2. SIMPLIFY by expanding the product
- Set up the multiplication: \(\mathrm{A(x)} = \left(\frac{3}{4}\mathrm{x} + \frac{5}{2}\right)\left(\frac{1}{2}\mathrm{x} + \frac{1}{2}\right)\)
- Use FOIL method:
- First terms: \(\left(\frac{3}{4}\mathrm{x}\right)\left(\frac{1}{2}\mathrm{x}\right) = \frac{3}{8}\mathrm{x}^2\)
- Outer terms: \(\left(\frac{3}{4}\mathrm{x}\right)\left(\frac{1}{2}\right) = \frac{3}{8}\mathrm{x}\)
- Inner terms: \(\left(\frac{5}{2}\right)\left(\frac{1}{2}\mathrm{x}\right) = \frac{5}{4}\mathrm{x}\)
- Last terms: \(\left(\frac{5}{2}\right)\left(\frac{1}{2}\right) = \frac{5}{4}\)
3. SIMPLIFY by combining like terms
- Combine the x terms: \(\frac{3}{8}\mathrm{x} + \frac{5}{4}\mathrm{x}\)
- Find common denominator: \(\frac{5}{4} = \frac{10}{8}\)
- Add: \(\frac{3}{8}\mathrm{x} + \frac{10}{8}\mathrm{x} = \frac{13}{8}\mathrm{x}\)
- Final form: \(\mathrm{A(x)} = \frac{3}{8}\mathrm{x}^2 + \frac{13}{8}\mathrm{x} + \frac{5}{4}\)
Answer: \(\frac{13}{8}\)
Why Students Usually Falter on This Problem
Most Common Error Path:
Weak SIMPLIFY execution: Students correctly expand using FOIL but make arithmetic errors when adding the fractions \(\frac{3}{8} + \frac{5}{4}\). They might add numerators directly (3 + 5 = 8) and denominators directly (8 + 4 = 12), getting \(\frac{8}{12} = \frac{2}{3}\), or they might incorrectly convert \(\frac{5}{4}\) to eighths as \(\frac{5}{8}\) instead of \(\frac{10}{8}\).

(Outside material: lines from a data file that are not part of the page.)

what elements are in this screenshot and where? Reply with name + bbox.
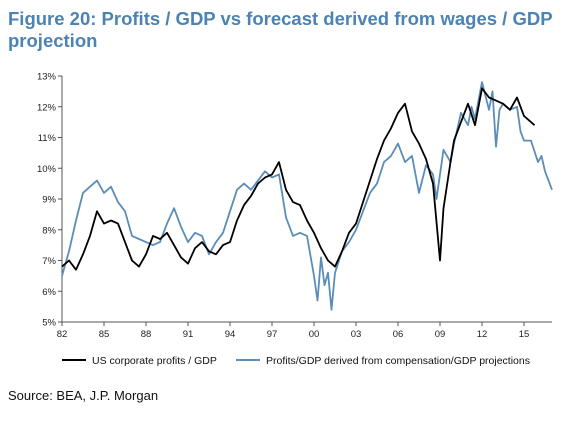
x-tick-label: 97	[267, 329, 278, 340]
y-tick-label: 9%	[42, 195, 56, 206]
y-tick-label: 6%	[42, 287, 56, 298]
x-tick-label: 91	[183, 329, 194, 340]
series-line-profits-gdp	[61, 87, 536, 271]
legend-item-profits-gdp-label: US corporate profits / GDP	[92, 355, 217, 367]
y-tick-label: 7%	[42, 256, 56, 267]
x-tick-label: 09	[435, 329, 446, 340]
y-tick-label: 12%	[37, 102, 57, 113]
y-tick-label: 13%	[37, 72, 57, 83]
series-layer	[61, 81, 553, 311]
x-tick-label: 03	[351, 329, 362, 340]
y-tick-label: 11%	[38, 133, 57, 144]
source-note: Source: BEA, J.P. Morgan	[8, 388, 159, 403]
x-tick-label: 06	[393, 329, 404, 340]
x-tick-label: 12	[477, 329, 488, 340]
x-tick-label: 85	[99, 329, 110, 340]
chart-title: Figure 20: Profits / GDP vs forecast der…	[8, 8, 553, 51]
y-tick-label: 8%	[42, 225, 56, 236]
x-tick-label: 82	[57, 329, 68, 340]
x-tick-label: 15	[519, 329, 530, 340]
x-tick-label: 94	[225, 329, 236, 340]
series-line-derived-projection	[61, 81, 553, 311]
y-tick-label: 5%	[42, 318, 56, 329]
x-tick-label: 88	[141, 329, 152, 340]
legend: US corporate profits / GDP Profits/GDP de…	[62, 355, 530, 367]
x-tick-label: 00	[309, 329, 320, 340]
axes: 5% 6% 7% 8% 9% 10% 11% 12% 13% 82 85 88 91 94 97 00 03 06…	[37, 72, 552, 340]
y-tick-label: 10%	[37, 164, 57, 175]
legend-item-derived-projection-label: Profits/GDP derived from compensation/GD…	[266, 355, 530, 367]
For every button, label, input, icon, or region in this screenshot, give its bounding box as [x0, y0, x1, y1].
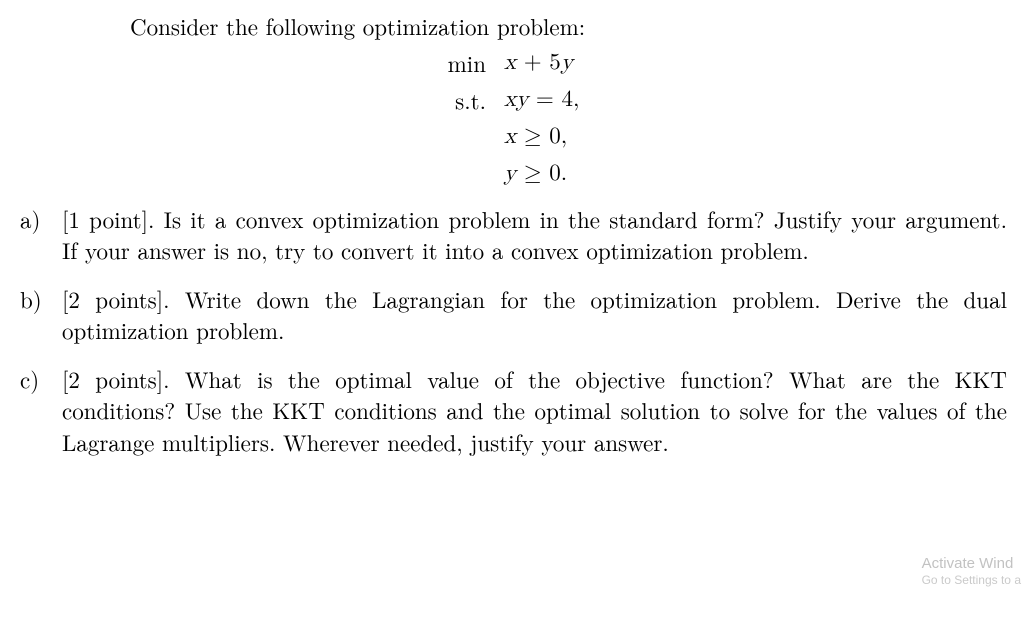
math-constraint-1: xy = 4,: [504, 84, 579, 115]
part-b: b) [2 points]. Write down the Lagrangian…: [20, 283, 1007, 345]
watermark-line2: Go to Settings to a: [922, 573, 1021, 587]
part-body-a: [1 point]. Is it a convex optimization p…: [62, 203, 1007, 265]
part-label-a: a): [20, 203, 62, 265]
problem-content: Consider the following optimization prob…: [0, 0, 1027, 457]
math-constraint-2: x ≥ 0,: [504, 121, 579, 152]
math-label-st: s.t.: [448, 84, 486, 115]
math-grid: min x + 5y s.t. xy = 4, x ≥ 0, y ≥ 0.: [448, 47, 580, 189]
part-label-c: c): [20, 363, 62, 456]
windows-activation-watermark: Activate Wind Go to Settings to a: [922, 555, 1021, 587]
math-constraint-3: y ≥ 0.: [504, 158, 579, 189]
part-label-b: b): [20, 283, 62, 345]
math-objective: x + 5y: [504, 47, 579, 78]
part-a: a) [1 point]. Is it a convex optimizatio…: [20, 203, 1007, 265]
part-body-b: [2 points]. Write down the Lagrangian fo…: [62, 283, 1007, 345]
watermark-line1: Activate Wind: [922, 555, 1021, 573]
math-label-min: min: [448, 47, 486, 78]
problem-intro: Consider the following optimization prob…: [130, 10, 1007, 41]
parts-list: a) [1 point]. Is it a convex optimizatio…: [20, 203, 1007, 456]
math-block: min x + 5y s.t. xy = 4, x ≥ 0, y ≥ 0.: [20, 47, 1007, 189]
part-c: c) [2 points]. What is the optimal value…: [20, 363, 1007, 456]
part-body-c: [2 points]. What is the optimal value of…: [62, 363, 1007, 456]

This leads to confusion and incorrect final answers.
Second Most Common Error:
Incomplete SIMPLIFY process: Students successfully use FOIL to get the four terms but forget to combine the like terms (\(\frac{3}{8}\mathrm{x}\) and \(\frac{5}{4}\mathrm{x}\)). They might report one of the individual coefficients (\(\frac{3}{8}\) or \(\frac{5}{4}\)) instead of their sum.
This causes them to provide a partial answer rather than the complete coefficient.
The Bottom Line:
This problem tests precision in fraction arithmetic within algebraic expansion. Success requires both systematic binomial multiplication and careful fraction addition with different denominators.